SuaraBanten.id - Setidaknya ada 26 jalan dan jembatan yang rusak di Kabupaten Lebak dampak dari banjir dan longsor yang terjadi pada Minggu (6/12/2020) lalu, demikian laporan Dinas Pekerjaan Umum dan Penataan Ruang (PUPR) setempat.
Kerusakan tersebar di 11 kecamatan dengan 22 titik jalan diantarnya rusak di 7 kecamatan dan 4 jembatan rusak tersebar di 4 Kecamatan.
Dengan jumlah kerusakan tersebut, berdasarkan perkiraan hitungan sementara, kerugian mencapai Rp2,5 milyar.
“Itu nilai kerugian secara ekonomi yang timbul akibat adanya aset yang rusak sementara.
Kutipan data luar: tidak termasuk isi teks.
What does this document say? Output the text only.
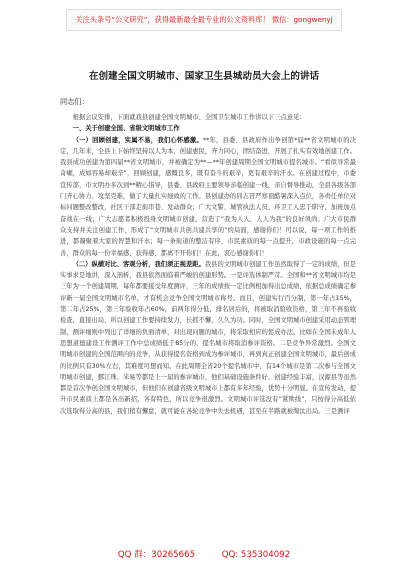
关注头条号“公文研究”，获得最新最全最专业的公文资料库！ 微信：gongwenyj
在创建全国文明城市、国家卫生县城动员大会上的讲话
同志们：

根据会议安排，下面就我县创建全国文明城市、全国卫生城市工作讲以下三点意见：

一、关于创建全国、省级文明城市工作

（一）回顾创建，实属不易，我们心怀感激。**年，县委、县政府作出争创第*届**省文明城市的决定，几年来，全县上下始终坚持以人为本，创建惠民，齐力同心，团结奋进，开展了扎实有效地创建工作。我县成功创建为第四届**省文明城市，并被确定为**—**年创建周期全国文明城市提名城市。“看似寻常最奇崛，成如容易却艰辛”，回顾创建，感慨良多，既有奋斗的艰辛，更有艰辛的汗水。在创建过程中，市委宣传部、市文明办多次到**精心指导，县委、县政府主要领导亲临创建一线，亲自督导推动，全县各级各部门齐心协力、攻坚克难，做了大量扎实细致的工作。县创建办的同志冒严寒顶酷暑深入点位，各责任单位对标问题整改整改，社区干部走街串巷、发动群众；广大文警、城管执法人员、环卫工人忠于职守，加班加点奋战在一线；广大志愿者积极投身文明城市创建，营造了“我为人人，人人为我”的良好风尚；广大市民群众支持并关注创建工作，形成了“文明城市共创共建共享的”的局面，感谢你们！可以说，每一项工作的推进，都凝聚着大家的智慧和汗水；每一条街道的整洁有序，市民素质的每一点提升，市政设施的每一点完善，群众的每一份幸福感、获得感，都离不开你们！在此，衷心感谢你们！

（二）纵横对比、客观分析，我们须正视差距。我县的文明城市创建工作虽然取得了一定的成绩，但是实事求是地讲，深入剖析，我县依然面临着严峻的创建形势。一是评选体制严苛。全国和**省文明城市均是三年为一个创建周期，每年都要接受年度测评，三年的成绩按一定比例相加得出总成绩，依据总成绩确定参评新一届全国文明城市名单，才有机会竞争全国文明城市称号。而且，创建实行百分制，第一年占15%，第二年占25%，第三年验收年占60%，前两年得分低，排名居后的，将被取消验收资格，第三年不再验收检查，直接出局，所以创建工作要持续发力，长抓不懈，久久为功。同时，全国文明城市创建采用动态管理制，测评细则中列出了详细的负面清单，对出现问题的城市，将采取相应的惩戒办法。比如在全国未成年人思想道德建设工作测评工作中总成绩低于85分的，提名城市将取消参评资格。二是竞争异常激烈。全国文明城市创建的全国范围内的竞争，从获得提名资格到成为参评城市，再到真正创建全国文明城市，最后创成的比例只有30%左右，其难度可想而知。在此周期全省20个提名城市中，有14个城市是第二次参与全国文明城市创建，鄞江珠、米易等都是上一届的参评城市，他们基础设施条件好、创建经验丰富，汉源县等虽然都是首次争创全国文明城市，但他们在创建省级文明城市上都有多年经验，优势十分明显。在宣传发动，提升市民素质上都是各出新招，各有特色，所以竞争很激烈。文明城市评选没有“紧欺线”，只按得分高低依次选取得分高的县，我们稍有懈怠，就可能在各轮竞争中失去机遇，甚至在半路就被淘汰出局。三是测评

QQ 群：30265665	QQ: 535304092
Penghitungan ini juga sifatnya masih sementara ya,” kata Kabid Pembangunan Jalan dan Jembatan Dinas PUPR Lebak, Irvan Suyatupika kepada awak media, Jumat (11/12/2020).
Baca Juga:Jalur Alternatif Padang - Bukittinggi Via Malalak Longsor
Sementara, biaya yang dibutuhkan untuk kembali membangun dan memperbaiki kerusakan tersebut masih dalam proses penghitungan PUPR. Untuk sementara, perbaikan dilakukan dengan penanganan darurat.
“Masih kami hitung, dan belum tahu apakah seluruh penanganan oleh APBD kabupaten atau dibantu provinsi dan pusat. Tapi untuk sementara, yang bisa kami tangani darurat akan kami tangani,” pungkas Irvan, melansir Bantenhits (jaringan Suara.com).